Daí a importância de duas personagens secundárias, plenas de implicações concretas e simbólicas: Tom Shaw, o agente do FBI que conduz a investigação sobre Jewell, e Kathy Scruggs, a jornalista que acompanha o caso. A sua importância na dramaturgia do filme surge, aliás, reforçada pela subtileza dos respectivos intérpretes, respectivamente Jon Hamm e Olivia Wilde: ele procura a verdade dos factos através de uma narrativa “antecipada” que carece de validação; ela celebra o valor de revelação desses mesmos factos, ainda que a sua verdade possa ser instrumentalizada.
Seria precipitado considerar que tal visão transforma Eastwood num cineasta “anti-sistema” (ou com qualquer outro rótulo mais ou menos fútil que atraia especulações gratuitas). Em boa verdade, no sentido mais primitivo, e também mais filosófico, das palavras, ele é um cineasta da Lei e da Ordem, marcado por um valor visceralmente americano: nenhuma defesa do colectivo pode legitimar o esmagamento arbitrário das existências individuais.

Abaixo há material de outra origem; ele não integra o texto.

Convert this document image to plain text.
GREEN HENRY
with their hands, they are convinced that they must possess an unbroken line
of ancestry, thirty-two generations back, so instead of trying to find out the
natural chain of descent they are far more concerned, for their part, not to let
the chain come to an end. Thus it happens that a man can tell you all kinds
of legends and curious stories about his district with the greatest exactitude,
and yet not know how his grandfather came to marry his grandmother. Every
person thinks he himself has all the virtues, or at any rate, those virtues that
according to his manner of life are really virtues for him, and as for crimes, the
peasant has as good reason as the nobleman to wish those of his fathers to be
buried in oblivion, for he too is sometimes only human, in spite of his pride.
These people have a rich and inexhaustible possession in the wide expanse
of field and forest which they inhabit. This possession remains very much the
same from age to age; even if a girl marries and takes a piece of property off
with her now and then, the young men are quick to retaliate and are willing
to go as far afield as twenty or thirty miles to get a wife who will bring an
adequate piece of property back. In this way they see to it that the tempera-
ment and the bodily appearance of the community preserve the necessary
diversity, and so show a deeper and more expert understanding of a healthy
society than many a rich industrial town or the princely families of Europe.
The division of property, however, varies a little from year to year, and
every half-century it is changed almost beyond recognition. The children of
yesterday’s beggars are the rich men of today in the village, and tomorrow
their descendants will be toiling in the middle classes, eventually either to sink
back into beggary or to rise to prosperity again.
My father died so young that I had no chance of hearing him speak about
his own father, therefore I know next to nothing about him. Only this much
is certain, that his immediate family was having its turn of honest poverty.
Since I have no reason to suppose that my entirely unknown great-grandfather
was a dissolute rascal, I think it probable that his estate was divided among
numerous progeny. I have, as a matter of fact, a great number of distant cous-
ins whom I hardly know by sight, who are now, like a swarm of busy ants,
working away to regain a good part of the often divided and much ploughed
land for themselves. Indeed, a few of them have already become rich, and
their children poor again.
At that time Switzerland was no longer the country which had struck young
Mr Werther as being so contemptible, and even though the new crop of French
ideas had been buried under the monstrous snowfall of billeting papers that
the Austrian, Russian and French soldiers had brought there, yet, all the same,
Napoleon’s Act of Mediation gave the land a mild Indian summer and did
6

Acontece que, quer no sentido policial (o FBI), quer no plano mediático (o trabalho jornalístico), a dita verdade dos factos não esgota a verdade dos acontecimentos e seus protagonistas. O Caso de Richard Jewell é mesmo um filme sobre essa infinita complexidade, tanto maior quanto a sua organização narrativa — alicerçada num notável argumento, escrito por Billy Ray — expõe o espectador a um desafio intelectual e moral raro no cinema contemporâneo. A saber: em cada uma das personagens (sem esquecer a admirável mãe de Jewell, interpretada pela magnífica Kathy Bates), há não apenas uma fatia de vida, mas também uma fatia de verdade, mesmo quando a realidade resiste a qualquer resumo redentor, expondo os mais perturbantes contrastes e contradições.
Daí o destaque que merece a composição de Richard Jewell por Paul Walter Hauser (vimo-lo como secundário em Eu, Tonya ou BlacKkKlansman). Também aqui, o mais imediato efeito realista é impressionante: Hauser apresenta incríveis semelhanças físicas com o verdadeiro Jewell (falecido em 2007, aos 44 anos, na sequência de complicações motivadas por diabetes). Mas a sofisticação da sua interpretação está para além disso. Longe de qualquer santificação (ou demonização, o que viria dar no mesmo), o Richard Jewell do filme é um ser à deriva, tão estranho quanto comovente, de alguma maneira não conseguindo avaliar as implicações públicas da própria tragédia em que, forçado pelas circunstâncias, adquire um papel central.
Digamos, para simplificar, que já vimos interpretações muito menos competentes que o trabalho de Hauser a ganhar Oscars. Não que o filme (ou qualquer filme) necessite de prémios para ilustrar o seu carácter excepcional. O certo é que, neste tempo dominando pelo marketing dos super-heróis, Eastwood continua a ser capaz de lidar com heróis ou anti-heróis sem menosprezar a sua singularidade humana — o ano cinematográfico de 2020 começa com um grande acontecimento.